The Taiwan Documentary and Film Festival in Thailand (เทศกาลสารคดีและภาพยนตร์ไต้หวันแห่งประเทศไทย) is an annual film festival held in Thailand.

The festival is organized by the Taiwanese Ministry of Culture, the Taipei Economic and Cultural Office in Thailand, Taiwan Film and Audiovisual Institute, Taiwan Docs, and New Taipei City Government, in cooperation with Thailand's Documentary Club and Movies Matter.

== History ==

=== 2022 ===
The fifth Taiwan Documentary and Film Festival in Thailand was held from 4 to 6 November 2022.

=== 2026 ===
The eighth Taiwan Documentary and Film Festival in Thailand is being held from 22 to 26 July 2026. The 2026 festival features 17 films and documentaries being shown at House Samyan and Century Sukhumvit in Bangkok, and Pratudang Space in Khon Kaen.

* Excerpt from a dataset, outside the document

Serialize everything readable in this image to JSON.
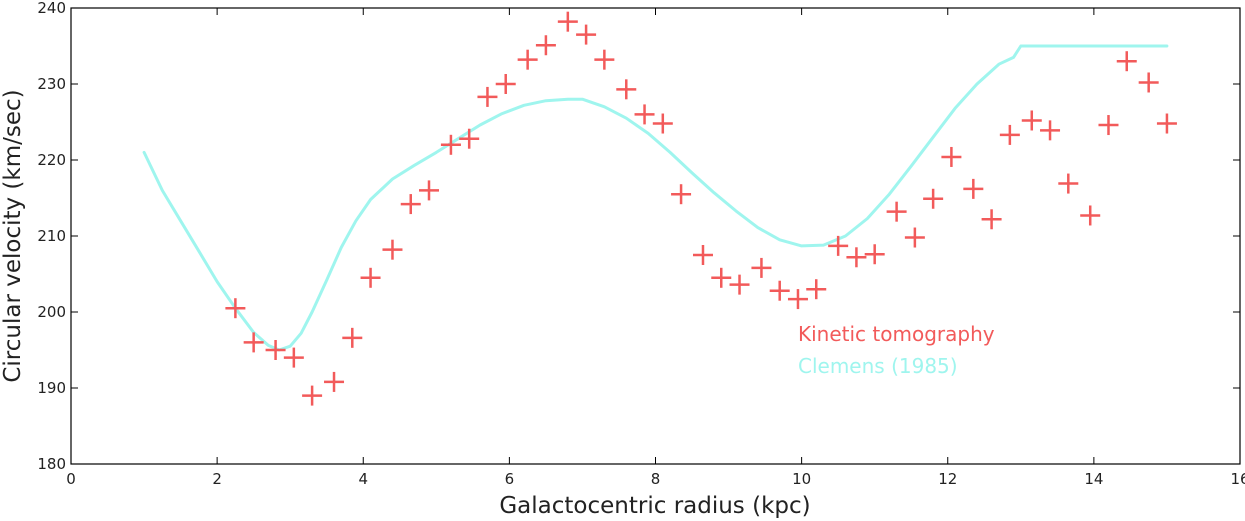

==== Attempted censorship by Chinese Embassy ====
In July 2026, Khaosod reported that staff from the Chinese Embassy in Bangkok attempted to pressure festival organizers from removing the logo of the Taiwanese Ministry of Culture from its promotional material. The Embassy also expressed opposition to screening films that were not aligned with the One China policy. Thida Plitpholkarnpim, head of the Documentary Club which co-organized the festival, said that Embassy staffers both called and visited the gallery to demand the removal of the logo.

The organizers did not remove the logo, and the festival proceeded as scheduled. The opening film was "Eat Drink Man Woman," directed by Ang Lee.

On 23 July 2206, Taiwan's Minister of Culture Li Yuan thanked Thai organizers for refusing to remove the logo, saying that, "China is very afraid of Taiwan’s cultural strength."

On 25 July 2026, Member of Parliament and former diplomat Sorasak Samonkraisorakit wrote on social media that China's actions violated diplomatic protocol by failing to go through the Thai Foreign Ministry.